"Yes," she said; "I suppose I should thank--Him--and another. Have you
heard the story about--how Mr. Seymour saved me, I mean?"
"Some of it. While you were dressing yourself, I have been talking to
the officer who was in command of your boat. He was a brave man, Benita,
and I am sorry to tell you he is gone."
She grasped a stanchion and clung there, staring at him with a wild,
white face.
"How do you know that, Father?"
Mr. Clifford drew a copy of the _Natal Mercury_ of the previous day from
the pocket of his ulster, and while she waited in an agony he hunted
through the long columns descriptive of the loss of the _Zanzibar_.

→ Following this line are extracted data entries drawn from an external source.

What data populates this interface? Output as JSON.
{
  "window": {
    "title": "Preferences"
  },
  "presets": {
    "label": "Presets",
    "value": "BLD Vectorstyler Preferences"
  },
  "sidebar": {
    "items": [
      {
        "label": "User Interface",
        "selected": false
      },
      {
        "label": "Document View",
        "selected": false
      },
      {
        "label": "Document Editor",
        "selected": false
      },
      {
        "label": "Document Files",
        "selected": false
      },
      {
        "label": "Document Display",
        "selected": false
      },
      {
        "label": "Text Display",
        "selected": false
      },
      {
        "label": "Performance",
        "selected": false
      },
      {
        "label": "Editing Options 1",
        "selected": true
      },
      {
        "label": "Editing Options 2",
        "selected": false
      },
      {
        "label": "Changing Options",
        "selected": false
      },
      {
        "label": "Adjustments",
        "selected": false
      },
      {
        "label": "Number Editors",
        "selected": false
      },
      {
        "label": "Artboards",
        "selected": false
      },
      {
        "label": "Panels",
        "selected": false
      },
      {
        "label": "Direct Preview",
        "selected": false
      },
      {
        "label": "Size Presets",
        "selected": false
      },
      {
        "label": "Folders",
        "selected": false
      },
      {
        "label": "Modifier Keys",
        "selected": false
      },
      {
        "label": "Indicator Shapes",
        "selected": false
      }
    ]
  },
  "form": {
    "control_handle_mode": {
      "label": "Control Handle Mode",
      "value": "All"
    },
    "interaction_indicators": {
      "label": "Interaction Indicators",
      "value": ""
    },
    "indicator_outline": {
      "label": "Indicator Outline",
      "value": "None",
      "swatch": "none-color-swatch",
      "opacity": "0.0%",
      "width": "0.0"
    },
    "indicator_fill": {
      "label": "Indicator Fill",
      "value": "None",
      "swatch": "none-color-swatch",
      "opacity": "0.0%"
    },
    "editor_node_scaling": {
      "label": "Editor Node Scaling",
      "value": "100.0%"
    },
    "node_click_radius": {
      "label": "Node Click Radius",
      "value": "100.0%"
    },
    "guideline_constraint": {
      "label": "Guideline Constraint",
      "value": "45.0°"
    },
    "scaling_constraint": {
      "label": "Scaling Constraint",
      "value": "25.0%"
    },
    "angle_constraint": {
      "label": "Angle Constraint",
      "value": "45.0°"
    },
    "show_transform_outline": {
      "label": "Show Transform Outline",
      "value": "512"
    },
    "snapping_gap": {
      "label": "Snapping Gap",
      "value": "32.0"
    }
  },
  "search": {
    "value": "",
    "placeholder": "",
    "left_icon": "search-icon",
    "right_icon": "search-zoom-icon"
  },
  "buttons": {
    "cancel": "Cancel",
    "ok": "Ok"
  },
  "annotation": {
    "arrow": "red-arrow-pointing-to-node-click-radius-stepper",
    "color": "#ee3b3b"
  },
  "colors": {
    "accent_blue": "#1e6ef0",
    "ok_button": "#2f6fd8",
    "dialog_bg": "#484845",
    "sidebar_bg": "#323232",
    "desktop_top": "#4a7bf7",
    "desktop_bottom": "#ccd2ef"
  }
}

Presently he came to the paragraph he sought, and read it aloud to her.
It ran:
"The searchers on the coast opposite the scene of the shipwreck report
that they met a Kaffir who was travelling along the seashore, who
produced a gold watch which he said he had taken from the body of a
white man that he found lying on the sand at the mouth of the Umvoli
River. Inside the watch is engraved, 'To Seymour Robert Seymour, from
his uncle, on his twenty-first birthday.' The name of Mr. Seymour
appears as a first-class passenger to Durban by the _Zanzibar_. He was
a member of an old English family in Lincolnshire. This was his second
journey to South Africa, which he visited some years ago with his
brother on a big-game shooting expedition.